En larmes, Maïwenn répond à la tribune “des 100 femmes” sur le harcèlement sexuel

La réalisatrice-comédienne Maïwenn a livré en exclusivité son témoignage à l’émission “Stupéfiant” sa réponse à la “tribune des 100 femmes” sur le harcèlement sexuel et “la liberté d’importuner”. Extrait de l’interview rencontre.

“Nous ne nous reconnaissons pas dans ce féminisme qui, au-delà de la dénonciation des abus de pouvoir, prend le visage d’une haine des hommes et de la sexualité”. Ce sont les propos tenus dans une tribune publiée par le journal Le Monde le 9 janvier dernier, et signée par 100 femmes, dont des personnalités comme l’actrice Catherine Deneuve. Une tribune qui fait couler beaucoup d’encre et suscite une vive polémique, et pas seulement en France, au point d’ailleurs que Catherine Deneuve a dû faire une mise au point publiée par le journal Libération : “Rien dans le texte ne prétend que le harcèlement a du bon, sans quoi je ne l’aurais pas signé” écrivait-elle.

La réalisatrice- comédienne Maïwenn, que l’on n’a pas entendue d’ailleurs depuis les révélations autour de l’affaire Weinstein et l’onde de choc qui a suivi, a finalement choisi de s’exprimer sur le sujet -après avoir plusieurs fois refusé.

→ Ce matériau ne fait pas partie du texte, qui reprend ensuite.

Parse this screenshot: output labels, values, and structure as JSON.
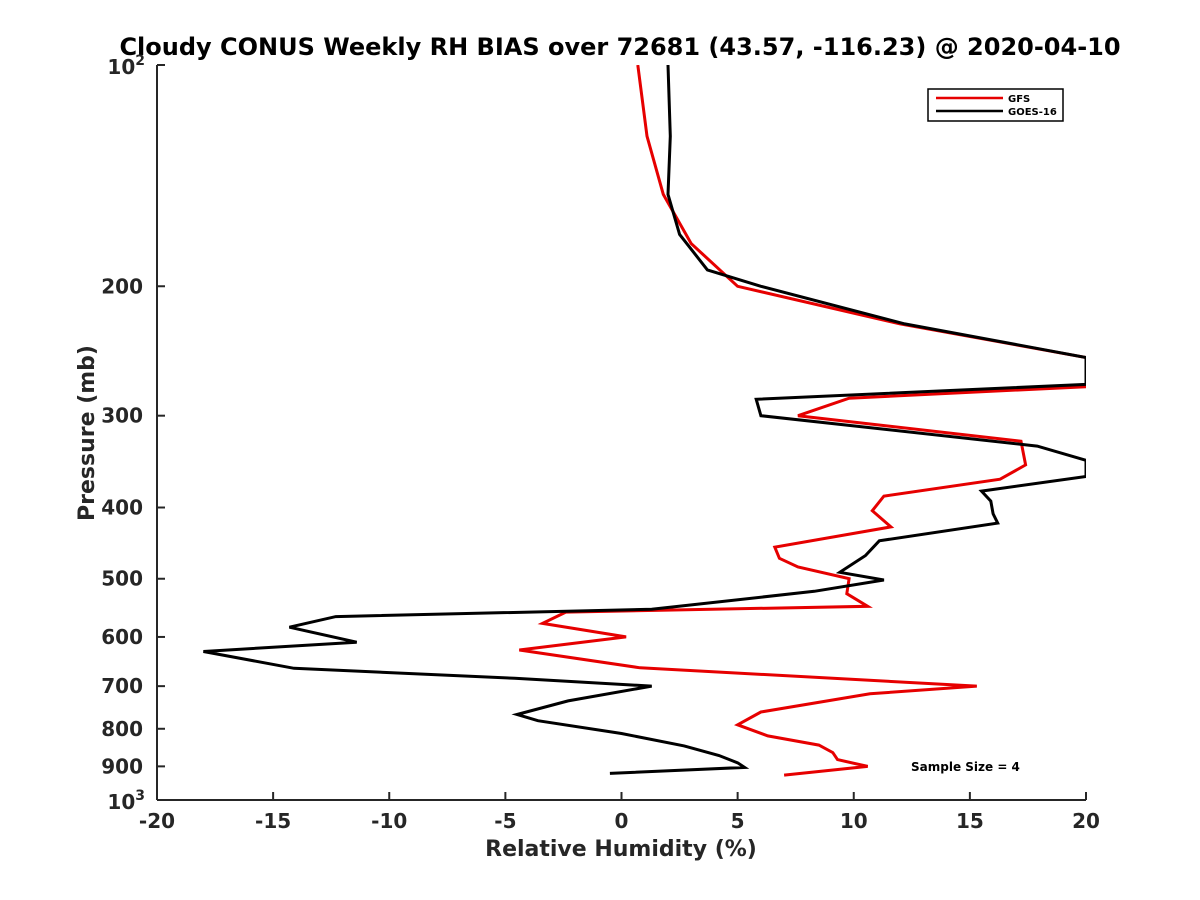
{
  "chart_data": {
    "type": "line",
    "title": "Cloudy CONUS Weekly RH BIAS over 72681 (43.57, -116.23) @ 2020-04-10",
    "xlabel": "Relative Humidity (%)",
    "ylabel": "Pressure (mb)",
    "xlim": [
      -20,
      20
    ],
    "ylim": [
      100,
      1000
    ],
    "yscale": "log",
    "y_reversed": true,
    "grid": false,
    "legend_position": "top-right",
    "x_ticks": [
      "-20",
      "-15",
      "-10",
      "-5",
      "0",
      "5",
      "10",
      "15",
      "20"
    ],
    "y_ticks": [
      {
        "value": 100,
        "label": "10",
        "sup": "2"
      },
      {
        "value": 200,
        "label": "200"
      },
      {
        "value": 300,
        "label": "300"
      },
      {
        "value": 400,
        "label": "400"
      },
      {
        "value": 500,
        "label": "500"
      },
      {
        "value": 600,
        "label": "600"
      },
      {
        "value": 700,
        "label": "700"
      },
      {
        "value": 800,
        "label": "800"
      },
      {
        "value": 900,
        "label": "900"
      },
      {
        "value": 1000,
        "label": "10",
        "sup": "3"
      }
    ],
    "annotation": "Sample Size = 4",
    "series": [
      {
        "name": "GFS",
        "color": "#e60000",
        "points": [
          [
            0.7,
            100
          ],
          [
            1.1,
            125
          ],
          [
            1.8,
            150
          ],
          [
            3.0,
            175
          ],
          [
            5.0,
            200
          ],
          [
            12.0,
            225
          ],
          [
            20.0,
            250
          ],
          [
            20.0,
            274
          ],
          [
            9.8,
            284
          ],
          [
            7.6,
            300
          ],
          [
            17.2,
            325
          ],
          [
            17.4,
            350
          ],
          [
            16.3,
            366
          ],
          [
            11.3,
            386
          ],
          [
            10.8,
            404
          ],
          [
            11.6,
            425
          ],
          [
            6.6,
            453
          ],
          [
            6.8,
            469
          ],
          [
            7.6,
            482
          ],
          [
            9.8,
            500
          ],
          [
            9.7,
            524
          ],
          [
            10.6,
            545
          ],
          [
            -2.4,
            555
          ],
          [
            -3.4,
            575
          ],
          [
            0.2,
            600
          ],
          [
            -4.4,
            625
          ],
          [
            0.8,
            661
          ],
          [
            15.3,
            700
          ],
          [
            10.7,
            717
          ],
          [
            6.0,
            759
          ],
          [
            5.0,
            790
          ],
          [
            6.3,
            818
          ],
          [
            8.5,
            842
          ],
          [
            9.1,
            862
          ],
          [
            9.3,
            881
          ],
          [
            10.6,
            900
          ],
          [
            7.0,
            925
          ]
        ]
      },
      {
        "name": "GOES-16",
        "color": "#000000",
        "points": [
          [
            2.0,
            100
          ],
          [
            2.1,
            125
          ],
          [
            2.0,
            150
          ],
          [
            2.5,
            170
          ],
          [
            3.7,
            190
          ],
          [
            6.0,
            200
          ],
          [
            12.2,
            225
          ],
          [
            20.0,
            250
          ],
          [
            20.0,
            272
          ],
          [
            5.8,
            285
          ],
          [
            6.0,
            300
          ],
          [
            17.9,
            330
          ],
          [
            20.0,
            345
          ],
          [
            20.0,
            363
          ],
          [
            15.5,
            380
          ],
          [
            15.9,
            392
          ],
          [
            16.0,
            408
          ],
          [
            16.2,
            420
          ],
          [
            11.1,
            444
          ],
          [
            10.5,
            465
          ],
          [
            9.4,
            490
          ],
          [
            11.3,
            502
          ],
          [
            8.3,
            520
          ],
          [
            1.3,
            550
          ],
          [
            -12.3,
            563
          ],
          [
            -14.3,
            582
          ],
          [
            -11.4,
            610
          ],
          [
            -18.0,
            628
          ],
          [
            -14.1,
            662
          ],
          [
            -4.6,
            683
          ],
          [
            1.3,
            700
          ],
          [
            -2.3,
            733
          ],
          [
            -4.5,
            765
          ],
          [
            -3.6,
            780
          ],
          [
            0.0,
            812
          ],
          [
            2.7,
            844
          ],
          [
            4.2,
            870
          ],
          [
            5.0,
            890
          ],
          [
            5.3,
            903
          ],
          [
            -0.5,
            920
          ]
        ]
      }
    ]
  }
}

Elle a réservé l’exclusivité de son témoignage dans l’interview qui sera diffusé dans le cadre de l’émission Stupéfiant, présentée par la journaliste Léa Salamé et qui sera diffusée ce soir à 23h30.

La vidéo ci-dessous, présentée sur le compte Facebook de l’émission, est un extrait de son témoignage qui prend la forme d’une lettre. “Ecrire un film, écrire une lettre, écrire un SMS, employer des mots et des phrases qui ne veulent pas dire la même chose pour vous que pour moi. Je réclame le droit de panser mes plaies comme je le veux” a-t-elle écrit au début de sa lettre. Et d’ajouter, plus loin : “Je réclame qu’on ne juge pas une femme si elle a eu besoin d’écrire un livre sur son histoire de harcèlement sexuel. Je réclame le droit qu’on ne juge pas une femme qui pense qu’on doit se débrouiller seule après un viol. Nous ne sommes pas tous égaux dans la douleur et dans la résilience et nous n’avons pas la même capacité mentale ou physique de nous remettre de nos traumatismes”.